Sky Ferreira is more than a drug addict

McClatchy Tribune

Sky Ferreira has been getting a lot of attention in the media due to her recent arrest allegedly involving possession of ecstasy, but drug related woes are not the only thing keeping Ferreira in the spotlight.

Ferreira released her hit single “Everything is Embarrassing” last year creating a lot of noise around the music industry.

In the single, Ferreira sang conversationally and effortlessly, “Maybe if you let me be your lover/ Maybe if you try then I would not bother/ Telling me that basically you’re not looking out for me… / Could have been my anything, now everything’s embarrassing.”

The Los Angeles Times and Billboard named “Everything is Embarrassing” one the best songs of 2012.

Listeners have been anticipating a full-length album from Ferreira for a while, now she finally delivered “Night Time, My Time.”

Ferreira appears topless on the album cover in the shower with a very somber gaze on her face. The cover artwork expresses a certain sense of rawness and vulnerability; the songs on the album seem to reflect the same.

“Night Time, My Time” is full of surprises, one being that there is no duplicate of Ferreira’s hit “Everything is Embarrassing” anywhere on the album.

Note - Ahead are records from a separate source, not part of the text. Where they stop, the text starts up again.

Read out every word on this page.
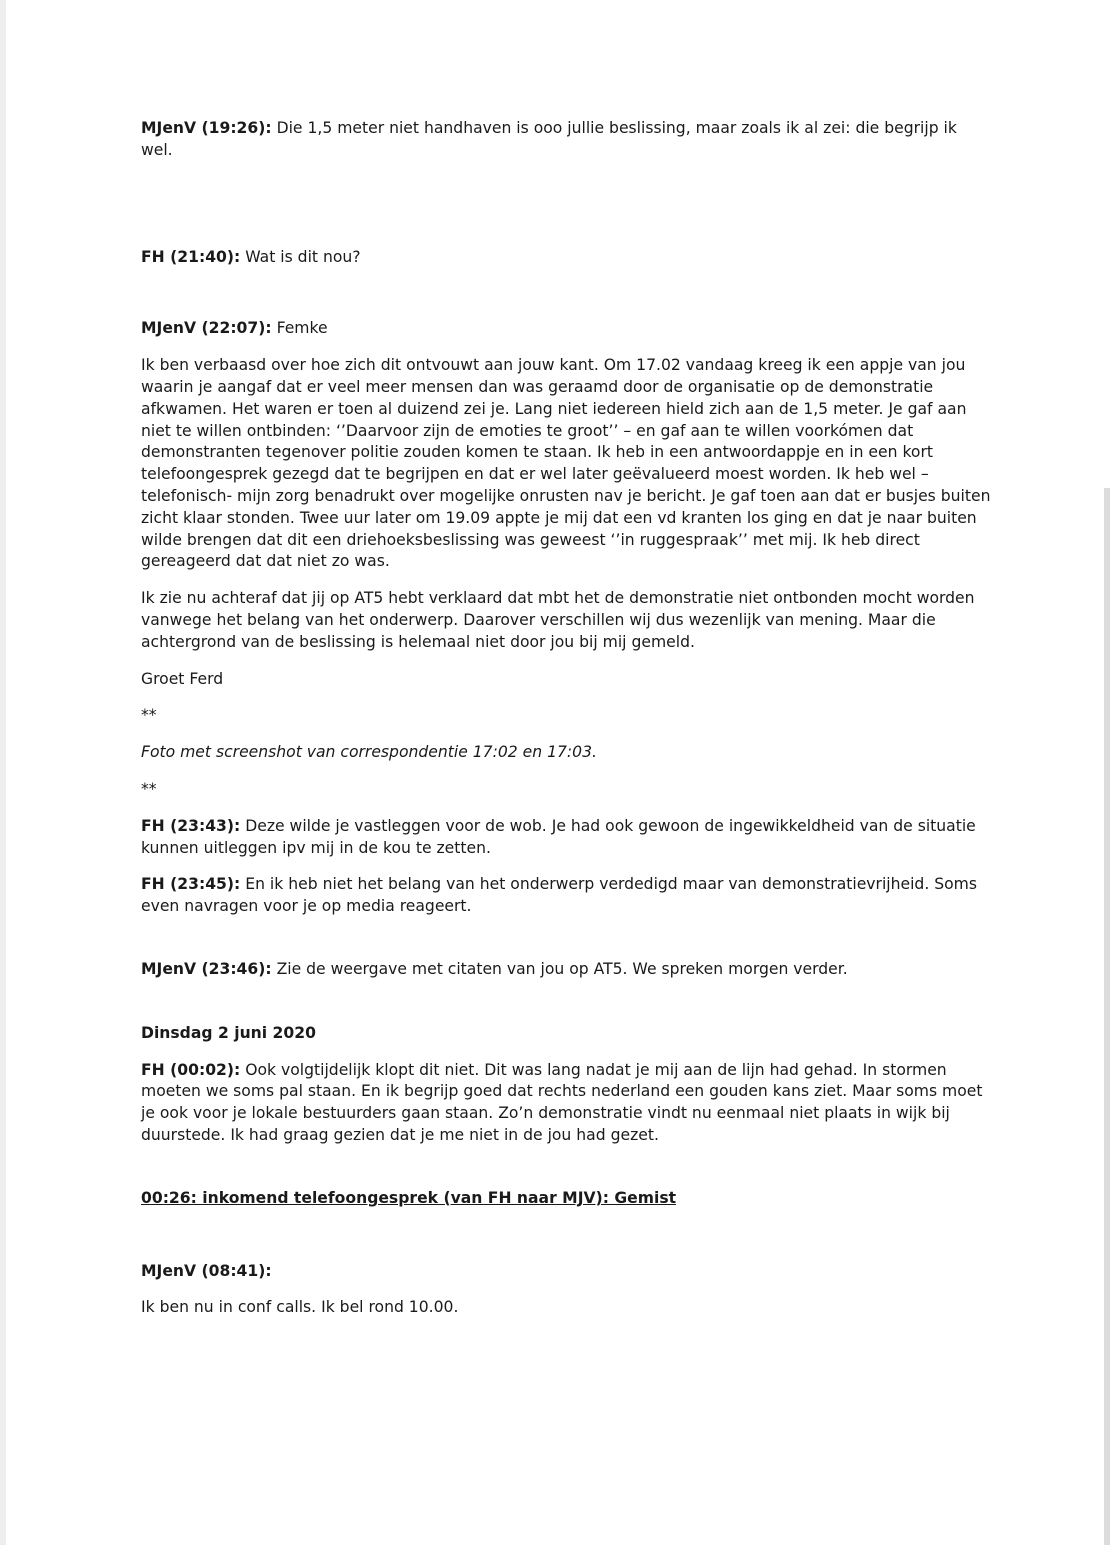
MJenV (19:26): Die 1,5 meter niet handhaven is ooo jullie beslissing, maar zoals ik al zei: die begrijp ik wel.

FH (21:40): Wat is dit nou?

MJenV (22:07): Femke

Ik ben verbaasd over hoe zich dit ontvouwt aan jouw kant. Om 17.02 vandaag kreeg ik een appje van jou waarin je aangaf dat er veel meer mensen dan was geraamd door de organisatie op de demonstratie afkwamen. Het waren er toen al duizend zei je. Lang niet iedereen hield zich aan de 1,5 meter. Je gaf aan niet te willen ontbinden: ‘’Daarvoor zijn de emoties te groot’’ – en gaf aan te willen voorkómen dat demonstranten tegenover politie zouden komen te staan. Ik heb in een antwoordappje en in een kort telefoongesprek gezegd dat te begrijpen en dat er wel later geëvalueerd moest worden. Ik heb wel –telefonisch- mijn zorg benadrukt over mogelijke onrusten nav je bericht. Je gaf toen aan dat er busjes buiten zicht klaar stonden. Twee uur later om 19.09 appte je mij dat een vd kranten los ging en dat je naar buiten wilde brengen dat dit een driehoeksbeslissing was geweest ‘’in ruggespraak’’ met mij. Ik heb direct gereageerd dat dat niet zo was.

Ik zie nu achteraf dat jij op AT5 hebt verklaard dat mbt het de demonstratie niet ontbonden mocht worden vanwege het belang van het onderwerp. Daarover verschillen wij dus wezenlijk van mening. Maar die achtergrond van de beslissing is helemaal niet door jou bij mij gemeld.

Groet Ferd

**

Foto met screenshot van correspondentie 17:02 en 17:03.

**

FH (23:43): Deze wilde je vastleggen voor de wob. Je had ook gewoon de ingewikkeldheid van de situatie kunnen uitleggen ipv mij in de kou te zetten.

FH (23:45): En ik heb niet het belang van het onderwerp verdedigd maar van demonstratievrijheid. Soms even navragen voor je op media reageert.

MJenV (23:46): Zie de weergave met citaten van jou op AT5. We spreken morgen verder.

Dinsdag 2 juni 2020

FH (00:02): Ook volgtijdelijk klopt dit niet. Dit was lang nadat je mij aan de lijn had gehad. In stormen moeten we soms pal staan. En ik begrijp goed dat rechts nederland een gouden kans ziet. Maar soms moet je ook voor je lokale bestuurders gaan staan. Zo’n demonstratie vindt nu eenmaal niet plaats in wijk bij duurstede. Ik had graag gezien dat je me niet in de jou had gezet.

00:26: inkomend telefoongesprek (van FH naar MJV): Gemist

MJenV (08:41):

Ik ben nu in conf calls. Ik bel rond 10.00.
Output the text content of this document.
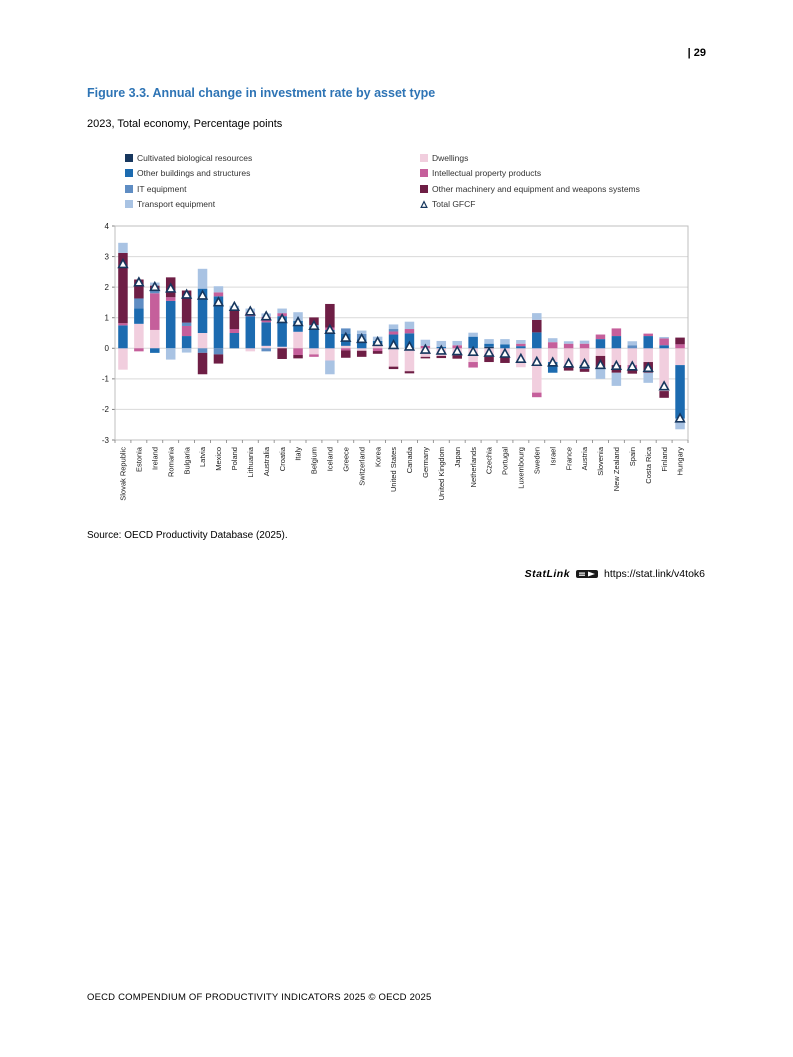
| 29
Figure 3.3. Annual change in investment rate by asset type
2023, Total economy, Percentage points
Cultivated biological resources
Other buildings and structures
IT equipment
Transport equipment
Dwellings
Intellectual property products
Other machinery and equipment and weapons systems
Total GFCF
4
3
2
1
0
-1
-2
-3
Slovak Republic Estonia Ireland Romania Bulgaria Latvia Mexico Poland Lithuania Australia Croatia Italy Belgium Iceland Greece Switzerland Korea United States Canada Germany United Kingdom Japan Netherlands Czechia Portugal Luxembourg Sweden Israel France Austria Slovenia New Zealand Spain Costa Rica Finland Hungary
Source: OECD Productivity Database (2025).
StatLink	https://stat.link/v4tok6
OECD COMPENDIUM OF PRODUCTIVITY INDICATORS 2025 © OECD 2025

One thing listeners will experience is a form of authentic punk euphoria. Many of the tracks could be described as nostalgic.

In a recent interview with Rolling Stone, Ferreira said she did not want to make a retro album but admits to being inspired by many older sounds.

Ferreira opens the album with “Boys,” the only track that comes slightly close to bubbly pop.

“Boys” is not the typical sappy anthem. She sings about her love/hate relationship with boys and what it was like to finally find a good one.

“You put my faith back in boys / Cross my heart and hope to die, stick a needle in my eye….”

The melodramatic lyrics are hard to decipher at some points but it works in combination with the grungy guitar in the background.

Ferreira goes on to expose her emotion a bit on “I Blame Myself”.

“Underneath it all, I know it’s all your fault, that you don’t understand, I blame myself,” Ferreira starts off calm and then blows up.

“How could you know what it feels like to fight the hounds of hell?… / How could you know what it feels like to be outside yourself?… / I just want you to realize I blame, I blame myself for my reputation.”

Throughout “Night Time, My Time” Ferreira puts listeners in a trance with tracks like “Omanko” where she confuses and intrigues all at once, as she murmurs “Oh Japanese Jesus / Oh Japanese Jesus come on… / I’m gearing up for a Japanese Christmas!”

Ferreira slows things down and closes the album perfectly with the track “Night Time, My Time.”

As she sings about dreaming of moving and falling in space, the lyrics trail off and it begins to sound like Ferreira got sucked into to a black hole and then poof, she is gone.

This neurotic album probably is not what most people expected from Ferreira but it fits her perfectly.